In a written response published on Monday by the International Court of Justice, Israel said that claims by South Africa in its request filed earlier this month are “wholly unfounded in fact and law, morally repugnant, and represent an abuse both of the Genocide Convention and of the Court itself.”
Israel fervently denies that its military campaign in Gaza amounts to a breach of the Genocide Convention.
It acknowledged in its written response to South Africa’s request that there are “also tragic and agonising civilian casualties in this war. These realities are the painful result of intensive armed hostilities that Israel did not start and did not want.”
Israel also said in its response that it is “doing a great deal to alleviate such suffering in these very challenging circumstances”.
No date has been set for judges to rule on the South African request.
At hearings in January, lawyers for Israel argued that the war in Gaza was a legitimate defence of its people and that it was Hamas militants who were guilty of genocide.
After the hearings, the court ordered Israel in late January to do all it could to prevent death, destruction and any acts of genocide in Gaza, but stopped short of ordering an end to the military offensive triggered by the deadly October 7 incursion into southern Israel by Hamas.
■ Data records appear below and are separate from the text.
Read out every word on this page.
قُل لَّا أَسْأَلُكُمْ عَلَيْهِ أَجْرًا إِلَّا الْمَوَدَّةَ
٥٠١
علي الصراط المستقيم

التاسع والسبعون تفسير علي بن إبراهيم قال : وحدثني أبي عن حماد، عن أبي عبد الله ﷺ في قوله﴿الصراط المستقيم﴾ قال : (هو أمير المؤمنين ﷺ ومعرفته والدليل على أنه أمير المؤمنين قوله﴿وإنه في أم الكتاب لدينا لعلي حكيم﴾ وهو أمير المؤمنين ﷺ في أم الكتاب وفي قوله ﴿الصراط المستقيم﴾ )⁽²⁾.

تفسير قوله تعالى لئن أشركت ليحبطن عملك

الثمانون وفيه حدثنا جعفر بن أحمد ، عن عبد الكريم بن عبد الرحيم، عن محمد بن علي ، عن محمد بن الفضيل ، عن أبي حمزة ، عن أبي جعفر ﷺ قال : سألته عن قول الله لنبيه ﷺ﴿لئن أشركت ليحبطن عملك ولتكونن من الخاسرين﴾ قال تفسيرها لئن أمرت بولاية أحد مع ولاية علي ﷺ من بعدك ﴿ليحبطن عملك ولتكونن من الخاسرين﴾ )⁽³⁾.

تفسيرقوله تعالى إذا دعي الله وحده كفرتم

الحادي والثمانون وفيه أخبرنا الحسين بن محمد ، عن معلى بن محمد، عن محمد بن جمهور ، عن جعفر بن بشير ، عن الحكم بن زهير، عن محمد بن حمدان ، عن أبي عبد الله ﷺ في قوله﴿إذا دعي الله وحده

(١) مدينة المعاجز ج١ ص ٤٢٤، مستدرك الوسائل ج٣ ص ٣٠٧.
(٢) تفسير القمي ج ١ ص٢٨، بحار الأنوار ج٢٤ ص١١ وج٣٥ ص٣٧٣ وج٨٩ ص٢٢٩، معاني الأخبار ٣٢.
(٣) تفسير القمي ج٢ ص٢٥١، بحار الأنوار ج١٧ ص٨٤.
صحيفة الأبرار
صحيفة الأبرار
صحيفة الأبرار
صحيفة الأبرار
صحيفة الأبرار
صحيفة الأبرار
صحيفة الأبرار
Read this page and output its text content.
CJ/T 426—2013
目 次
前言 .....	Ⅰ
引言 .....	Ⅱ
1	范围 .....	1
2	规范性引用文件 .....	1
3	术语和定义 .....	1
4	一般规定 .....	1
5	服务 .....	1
Israel said that South Africa has presented no reason to change that so-called provisional measures order.
The court last month rejected an earlier request by South Africa for more provisional measures to safeguard Rafah, but also stressed that Israel must respect the earlier measures that imposed at a preliminary stage in the landmark genocide case.
The European Union’s top diplomat, Josep Borrell, said on Monday that impending famine in Gaza was “entirely man-made” as “starvation is used as a weapon of war”.
“Trucks are stopped. People are dying, while the land crossings are artificially closed,” he said.
Later on Monday, a top UN aid official for Palestinian areas is calling for an opening of “all roads” into Gaza to help avert the potential famine.
Jamie McGoldrick, the UN humanitarian co-ordinator for the Occupied Palestinian Territory, said that roads from Ashdod in Israel into beleaguered north Gaza, the military road, coast road and middle road into Gaza should be used.
He said Israeli scanners should check trucks in Jordan and elsewhere to expedite deliveries of needed food and other supplies.
“Unless we can put significant supply increases into those areas, those people who are at catastrophic levels of malnutrition or food insecurity will face real serious problems and imminent death,” Mr McGoldrick said by videoconference to reporters in Geneva.
“We have to get all roads open and get all opportunities open for us to actually do more in the current situation.”
He downplayed the prospects that maritime shipments or air drops, carried out by some Western countries, into Gaza could be a substitute for entry by land, saying the only real way to sufficient amounts of food and other supplies “into all parts of Gaza would only be by roads”.